Islamist Terrorism in the UK
HJS analysis of Islamism-inspired terrorism offences and attacks in the UK between 1999 and 2010 shows that one in five individuals involved had received prior training/combat experience abroad and that seven of the eight major terrorism bomb plots during this time contained individual cell members who had either fought or trained abroad.
- 134 individuals had either been convicted of such offences or killed themselves in suicide attacks. Of these, almost one in five (19%, n=26/134) had attended foreign terrorist training camps and/or obtained combat experience abroad;
- There were eight major terrorism bomb plots involving 37 individuals. Of these, 15, or 41%, had attended foreign terrorist training camps and/or obtained combat experience abroad;
- Individuals with foreign terrorist training/combat experience were, therefore, much more prominent among the major Islamism-inspired terrorist offenders than they were among all Islamism-inspired terrorist offenders (41% and 19% respectively);
- 96% of the perpetrators were men; 68% were aged under 30, including 8% teenagers. 15% were converts to Islam; 34% had direct links to a proscribed terrorist organisation; 6% had prior convictions and served prison time, for both terrorism- and non-terrorism-related offences;
- Preliminary research updating this study to the end of 2015 suggests some significant changes: a doubling in the rate of terrorism-related offending since 2011; a higher prevalence of teenagers and women; and a significant increase – to as many as one in five – in prior convictions.

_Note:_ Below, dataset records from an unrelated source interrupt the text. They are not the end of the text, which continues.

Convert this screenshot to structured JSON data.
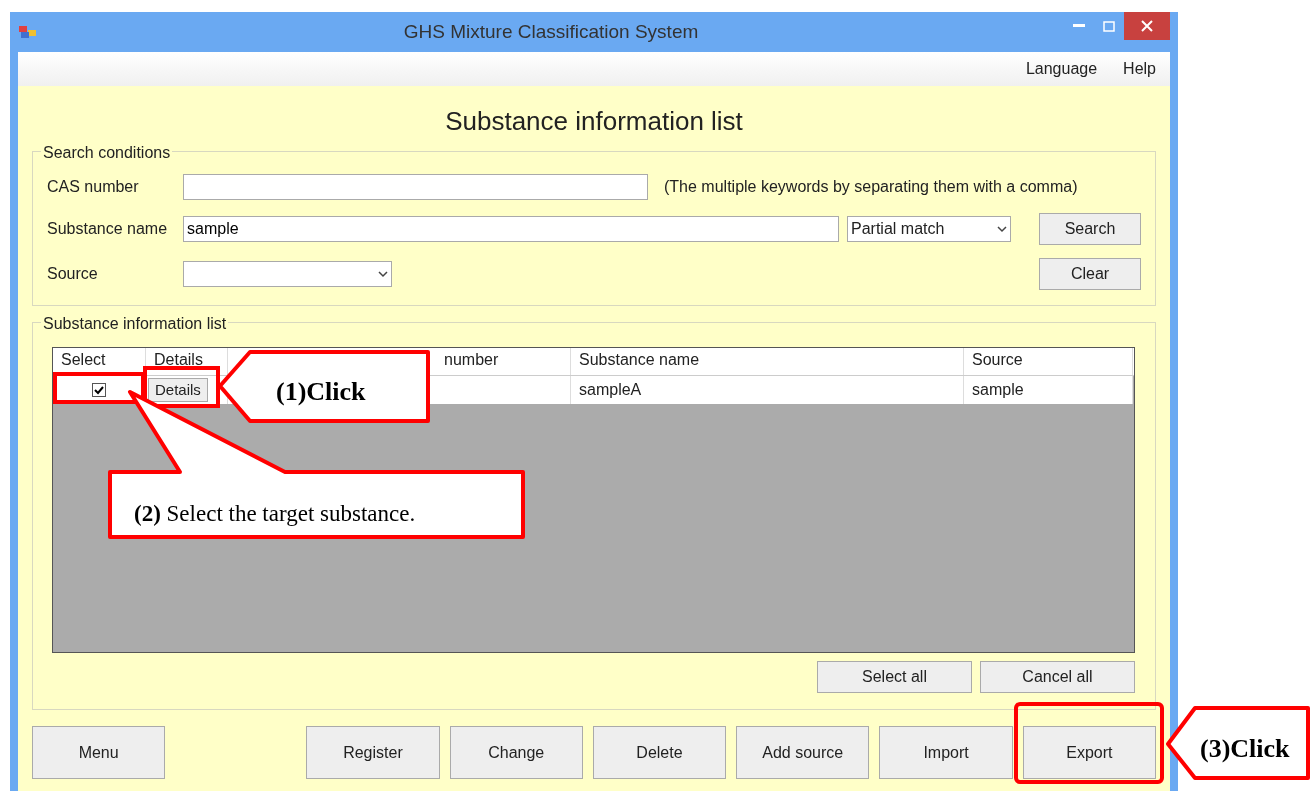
{
  "window": {
    "title": "GHS Mixture Classification System"
  },
  "menu": [
    "Language",
    "Help"
  ],
  "heading": "Substance information list",
  "search": {
    "legend": "Search conditions",
    "cas_label": "CAS number",
    "cas_note": "(The multiple keywords by separating them with a comma)",
    "name_label": "Substance name",
    "name_value": "sample",
    "match": "Partial match",
    "source_label": "Source",
    "buttons": [
      "Search",
      "Clear"
    ]
  },
  "list": {
    "legend": "Substance information list",
    "columns": [
      "Select",
      "Details",
      "number",
      "Substance name",
      "Source"
    ],
    "rows": [
      {
        "checked": true,
        "details": "Details",
        "substance_name": "sampleA",
        "source": "sample"
      }
    ],
    "buttons": [
      "Select all",
      "Cancel all"
    ]
  },
  "buttons": [
    "Menu",
    "Register",
    "Change",
    "Delete",
    "Add source",
    "Import",
    "Export"
  ],
  "annotations": [
    {
      "text": "(1)Click"
    },
    {
      "text": "**(2)** Select the target substance."
    },
    {
      "text": "(3)Click"
    }
  ]
}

HJS’ Centre for Radicalisation and Terrorism is the leading UK think tank studying the threat of radical Islam across Europe.
Executive Director Alan Mendoza said: “It is essential that Western nations now rethink their military strategy towards Islamic State. We have fought a phoney war to date and it has led to real casualties on European soil. We now need to redouble our efforts to expunge this scourge from the territory it holds. In Britain’s case, this will mean committing to military action in Syria, or risk becoming an international also-ran in terms of our influence.”
Deputy Director Davis Lewin said: “The absence of a terrorist attack on our own soil in recent years is not a function of the British Government exaggerating the threat, but rather of it taking it extremely seriously and putting the required resources in place to meet this defining challenge of our age. Now, the security services urgently require the updated surveillance laws currently before Parliament to keep up with the threat. We must also redouble our efforts to address robustly the culture of intolerance that spawns terrorism – asserting our values in the face of those who seek to equivocate and explain.”
HJS Homeland Security Research Fellow Hannah Stuart said: “Friday’s attacks resemble many of the major terrorist plots previously seen in the UK – a large cell carrying out co-ordinated ‘spectacular’ attacks, with individuals demonstrating clear military training and apparent overseas direction. This is not an evolution in IS’ ambition, but rather, in light of the high number of returning fighters, it shows the scale and lethality of exactly the kind of attack most feared by the British government and intelligence services.”